The most useful report layouts
Open tickets by brand
This is the simplest concentration view. It shows where open work is sitting right now.
Open tickets by brand with aging
This is the most practical operating view because it reveals whether the work is just numerous or genuinely stale.
Backlog by brand and tag
This helps identify whether the brand’s queue pressure is driven by one recurring workflow or broad operational friction.
Backlog by brand with resolution time
This pairing shows whether large open queues are also slow to close or simply reflect fresh demand.
How to interpret the patterns
One brand holds most of the backlog
That often means your queue problem is more concentrated than the headline unsolved count suggests.
One brand has high backlog but little aging
That can be normal for a busy or seasonal brand. High volume alone is not the same as unhealthy backlog.
One brand has moderate volume but very old tickets
This is usually the more urgent pattern. Even a smaller brand can create serious operational and customer risk when its work stays open too long.
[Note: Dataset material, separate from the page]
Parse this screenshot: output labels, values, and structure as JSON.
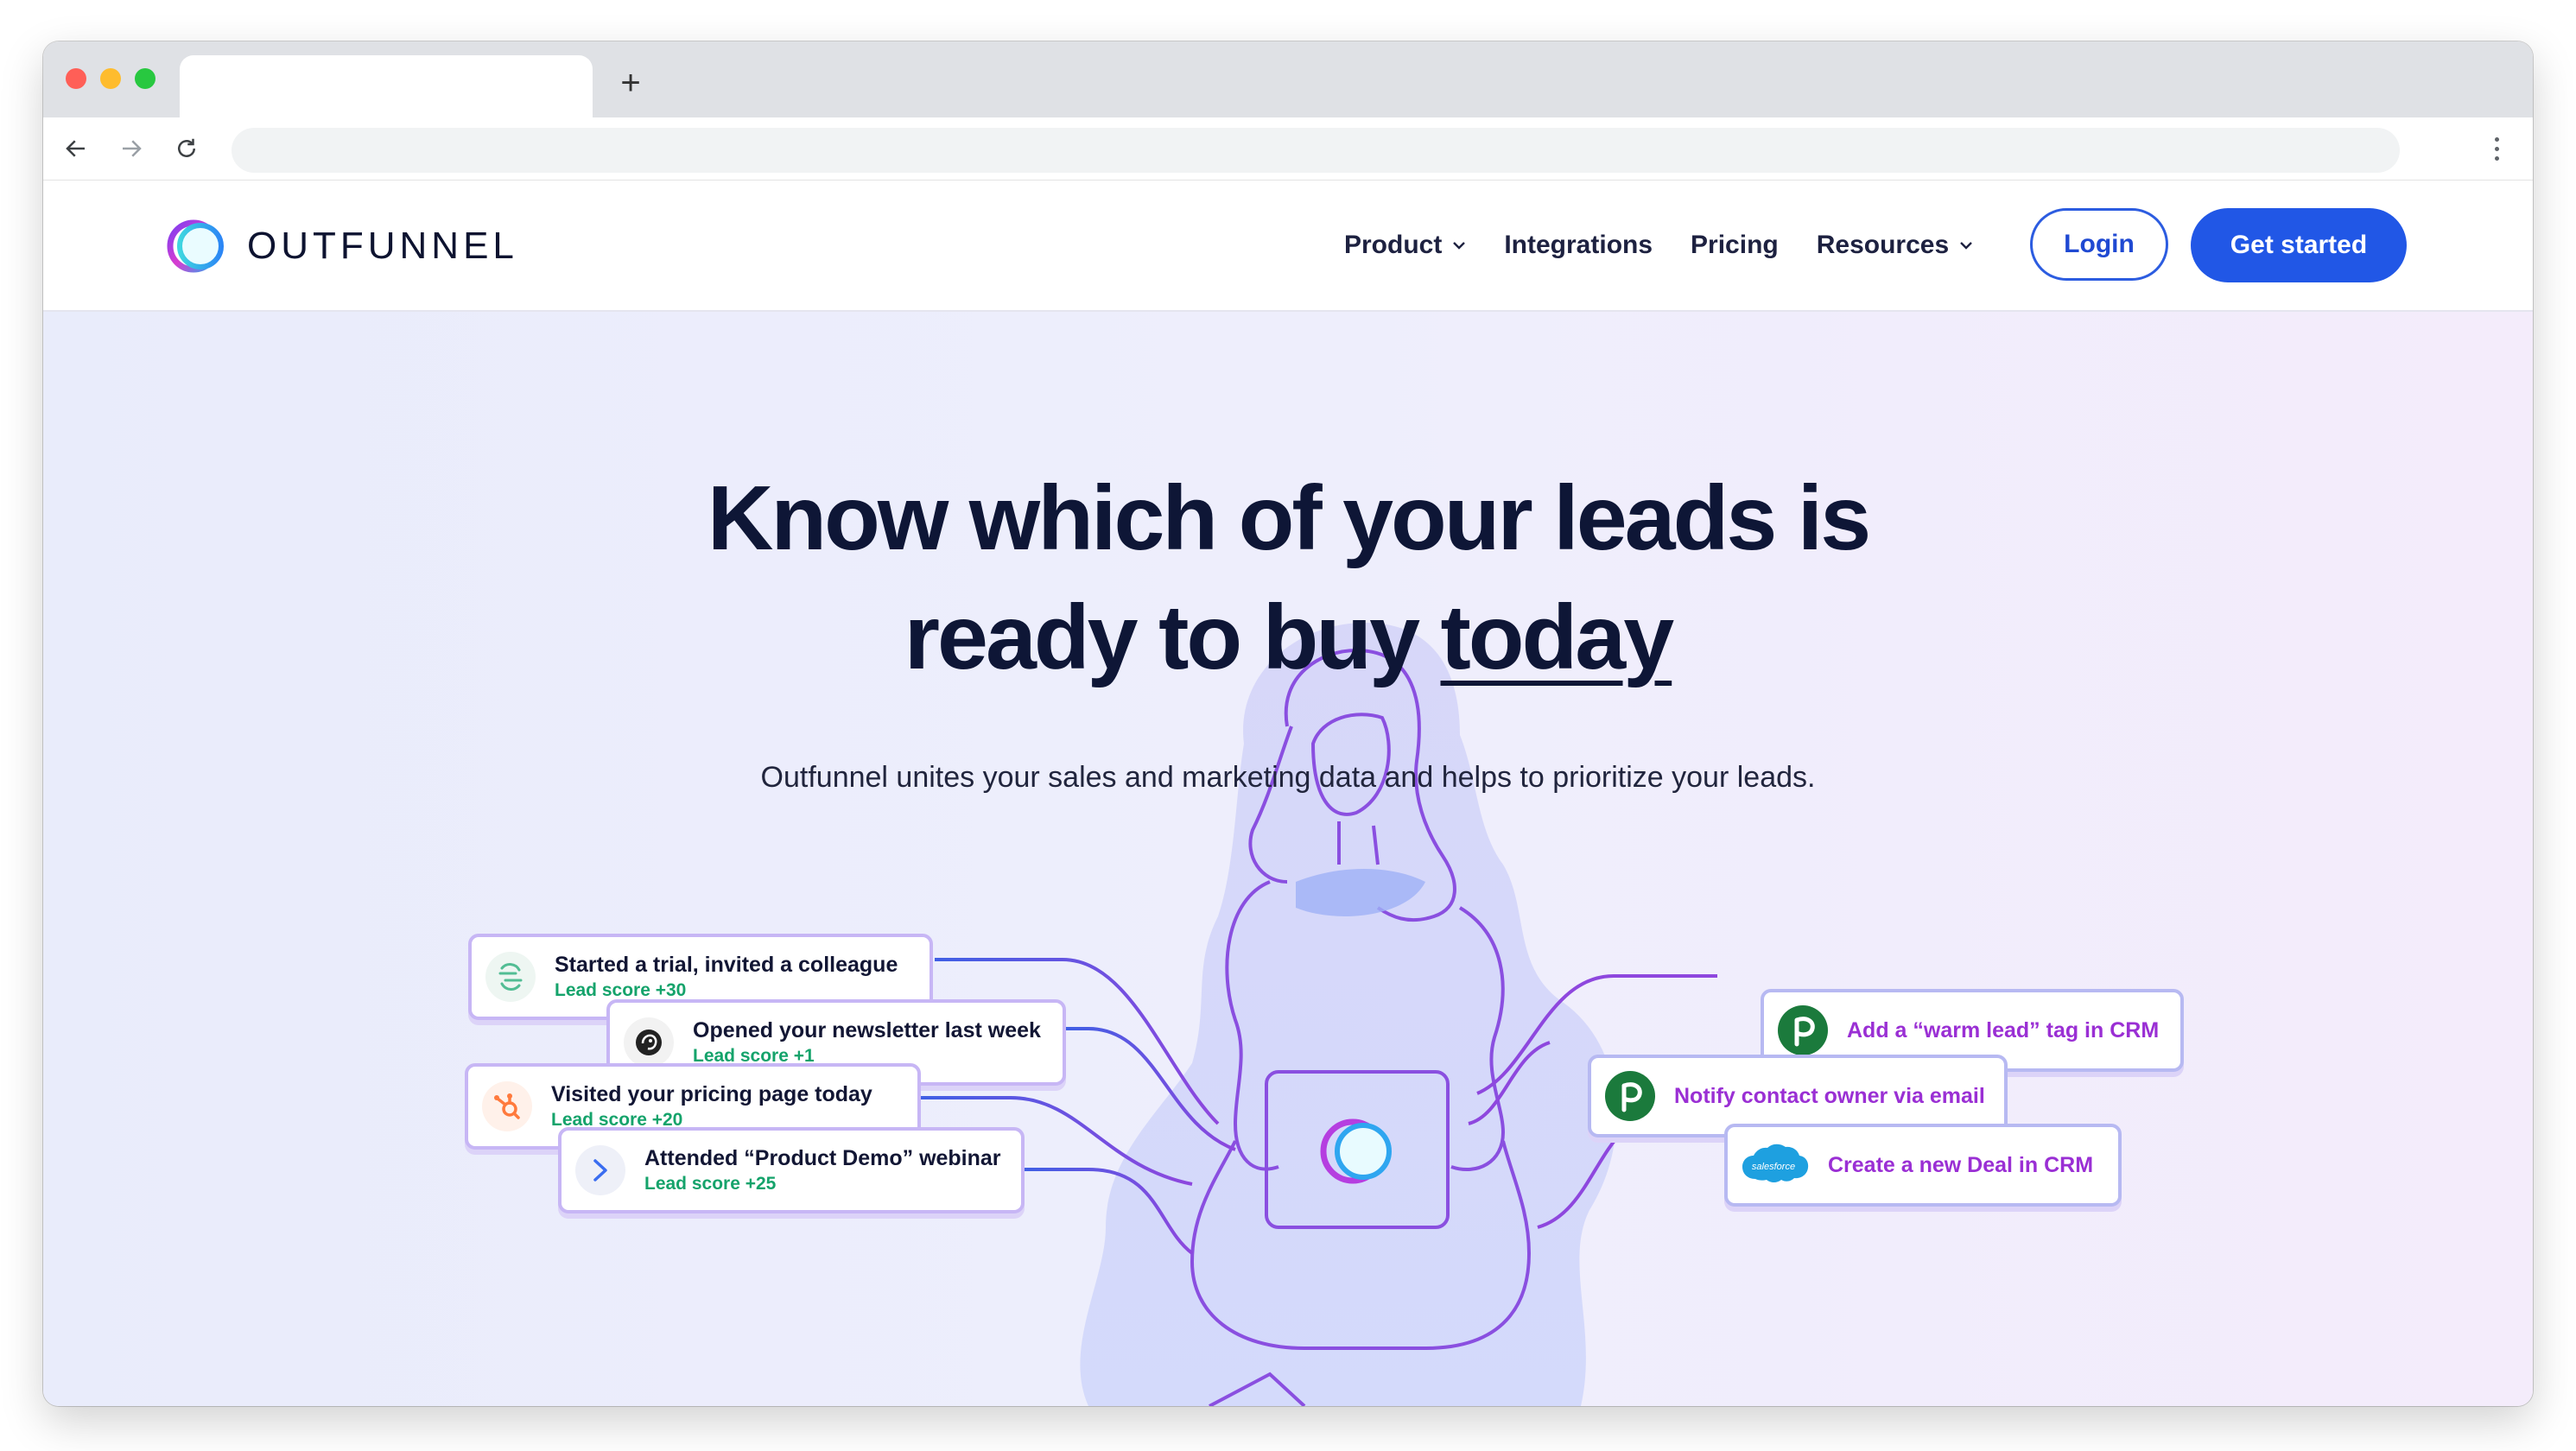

Backlog concentration rises while total volume stays flat
This is a classic hidden-risk pattern. The team looks stable overall, but one brand is getting more fragile and more expensive to serve.
Common mistakes
- Treating all high-volume brands as backlog problems. Fresh work and stale work are not the same.
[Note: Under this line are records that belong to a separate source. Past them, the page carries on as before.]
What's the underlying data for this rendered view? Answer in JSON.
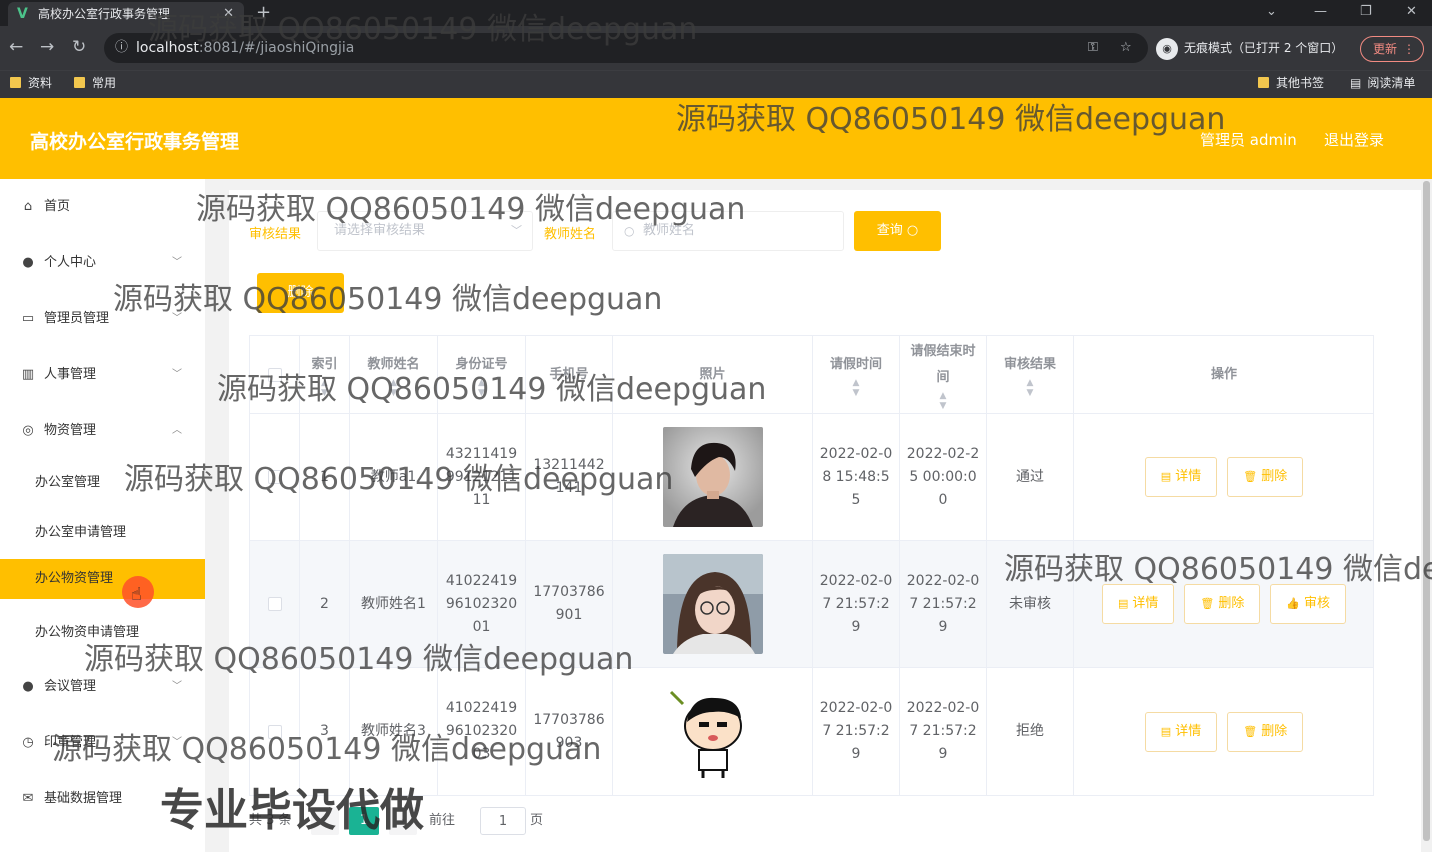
{
  "browser": {
    "tab_title": "高校办公室行政事务管理",
    "tab_favicon": "V",
    "url_host": "localhost",
    "url_path": ":8081/#/jiaoshiQingjia",
    "incognito_label": "无痕模式（已打开 2 个窗口）",
    "update_label": "更新",
    "bookmarks": [
      "资料",
      "常用"
    ],
    "bookmarks_right": [
      "其他书签",
      "阅读清单"
    ]
  },
  "header": {
    "title": "高校办公室行政事务管理",
    "user_label": "管理员 admin",
    "logout_label": "退出登录"
  },
  "sidebar": {
    "items": [
      {
        "label": "首页",
        "icon": "home-icon"
      },
      {
        "label": "个人中心",
        "icon": "user-icon"
      },
      {
        "label": "管理员管理",
        "icon": "id-card-icon"
      },
      {
        "label": "人事管理",
        "icon": "chart-icon"
      },
      {
        "label": "物资管理",
        "icon": "compass-icon"
      },
      {
        "label": "会议管理",
        "icon": "bulb-icon"
      },
      {
        "label": "印章管理",
        "icon": "stamp-icon"
      },
      {
        "label": "基础数据管理",
        "icon": "mail-icon"
      }
    ],
    "subitems": [
      "办公室管理",
      "办公室申请管理",
      "办公物资管理",
      "办公物资申请管理"
    ],
    "active_subitem": "办公物资管理"
  },
  "filters": {
    "audit_label": "审核结果",
    "audit_placeholder": "请选择审核结果",
    "name_label": "教师姓名",
    "name_placeholder": "教师姓名",
    "search_label": "查询",
    "batch_delete_label": "删除"
  },
  "table": {
    "columns": [
      "",
      "索引",
      "教师姓名",
      "身份证号",
      "手机号",
      "照片",
      "请假时间",
      "请假结束时间",
      "审核结果",
      "操作"
    ],
    "rows": [
      {
        "index": "1",
        "name": "教师a1",
        "id_card": "432114199912121111",
        "phone": "13211442141",
        "photo": "young man in dark coat",
        "start": "2022-02-08 15:48:55",
        "end": "2022-02-25 00:00:00",
        "result": "通过",
        "actions": [
          "详情",
          "删除"
        ]
      },
      {
        "index": "2",
        "name": "教师姓名1",
        "id_card": "410224199610232001",
        "phone": "17703786901",
        "photo": "girl with glasses",
        "start": "2022-02-07 21:57:29",
        "end": "2022-02-07 21:57:29",
        "result": "未审核",
        "actions": [
          "详情",
          "删除",
          "审核"
        ]
      },
      {
        "index": "3",
        "name": "教师姓名3",
        "id_card": "410224199610232003",
        "phone": "17703786903",
        "photo": "cartoon boy",
        "start": "2022-02-07 21:57:29",
        "end": "2022-02-07 21:57:29",
        "result": "拒绝",
        "actions": [
          "详情",
          "删除"
        ]
      }
    ]
  },
  "pagination": {
    "total": "共 3 条",
    "current_page": "1",
    "goto_label": "前往",
    "goto_value": "1",
    "page_unit": "页"
  },
  "watermarks": {
    "text": "源码获取 QQ86050149 微信deepguan",
    "big": "专业毕设代做"
  },
  "colors": {
    "accent": "#ffbf00",
    "page_active": "#1ab394"
  }
}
- Skipping aging. Backlog without age becomes a blunt workload count.
- Ignoring issue-level context. Tags, queues, and channels often explain why one brand is heavier.
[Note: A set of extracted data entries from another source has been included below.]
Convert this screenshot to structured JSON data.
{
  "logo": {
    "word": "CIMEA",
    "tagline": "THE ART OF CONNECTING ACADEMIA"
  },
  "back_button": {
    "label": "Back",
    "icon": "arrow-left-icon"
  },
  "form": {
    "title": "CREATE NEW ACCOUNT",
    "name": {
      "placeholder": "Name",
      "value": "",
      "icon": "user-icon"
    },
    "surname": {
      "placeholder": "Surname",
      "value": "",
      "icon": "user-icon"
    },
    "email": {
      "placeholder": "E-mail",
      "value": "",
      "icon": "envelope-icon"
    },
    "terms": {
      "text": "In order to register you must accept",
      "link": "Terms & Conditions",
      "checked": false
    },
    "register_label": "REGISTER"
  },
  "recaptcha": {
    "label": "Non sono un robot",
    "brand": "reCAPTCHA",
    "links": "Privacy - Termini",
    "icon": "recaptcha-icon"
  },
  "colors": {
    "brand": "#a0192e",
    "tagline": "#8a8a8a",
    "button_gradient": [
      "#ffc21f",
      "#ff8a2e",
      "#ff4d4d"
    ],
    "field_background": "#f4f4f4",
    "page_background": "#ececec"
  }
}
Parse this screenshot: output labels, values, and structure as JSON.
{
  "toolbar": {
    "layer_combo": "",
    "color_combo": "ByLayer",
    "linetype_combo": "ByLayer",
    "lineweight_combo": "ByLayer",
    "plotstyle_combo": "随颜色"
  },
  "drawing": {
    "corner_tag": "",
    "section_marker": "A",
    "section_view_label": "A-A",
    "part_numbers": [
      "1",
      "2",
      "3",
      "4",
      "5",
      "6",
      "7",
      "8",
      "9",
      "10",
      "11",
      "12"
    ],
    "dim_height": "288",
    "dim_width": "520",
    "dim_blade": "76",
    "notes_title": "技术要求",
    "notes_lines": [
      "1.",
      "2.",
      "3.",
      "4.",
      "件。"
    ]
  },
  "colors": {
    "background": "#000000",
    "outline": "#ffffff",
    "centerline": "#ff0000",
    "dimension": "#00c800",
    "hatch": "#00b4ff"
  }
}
- Using the report without ownership. Somebody has to act on the brand-level risk.
- Assuming total backlog tells the full story. It rarely does in a multi-brand setup.
What to do when a brand stands out
If one brand repeatedly holds the most aging backlog:
- Check whether the work concentrates in one tag, group, or ticket form.
- Compare it with Zendesk Resolution Time by Brand Report and Zendesk SLA Risk by Brand Report.
- Decide whether the fix belongs in routing, staffing, product escalation, or self-service improvement.
- Separate fresh inflow from stale unresolved work before acting.
- Recheck the same brand weekly until the age profile normalizes.
The goal is not to make every brand’s backlog identical. It is to catch the brands quietly trapping queue capacity and customer trust.
Where this report fits in your dashboard
This report works best beside:
- Zendesk Backlog Aging Report
- Zendesk Resolution Time by Brand Report
- Zendesk Multi-Brand Support Report
- support metrics dashboard
Together, those views show which brands create open work, which of that work is getting old, and whether the pressure is becoming a brand-specific risk rather than a broad staffing issue.
FAQ
Is high backlog by brand always bad?
No. Large brands often create more open work. The real warning sign is backlog paired with aging, slow resolution, or rising SLA pressure.
Should I compare raw backlog or share of total backlog?
Both are useful. Raw backlog shows current load; share of total backlog shows whether one brand is becoming disproportionately heavy.
How often should I review this report?
Weekly works best for operations, with monthly review for broader brand-health discussion.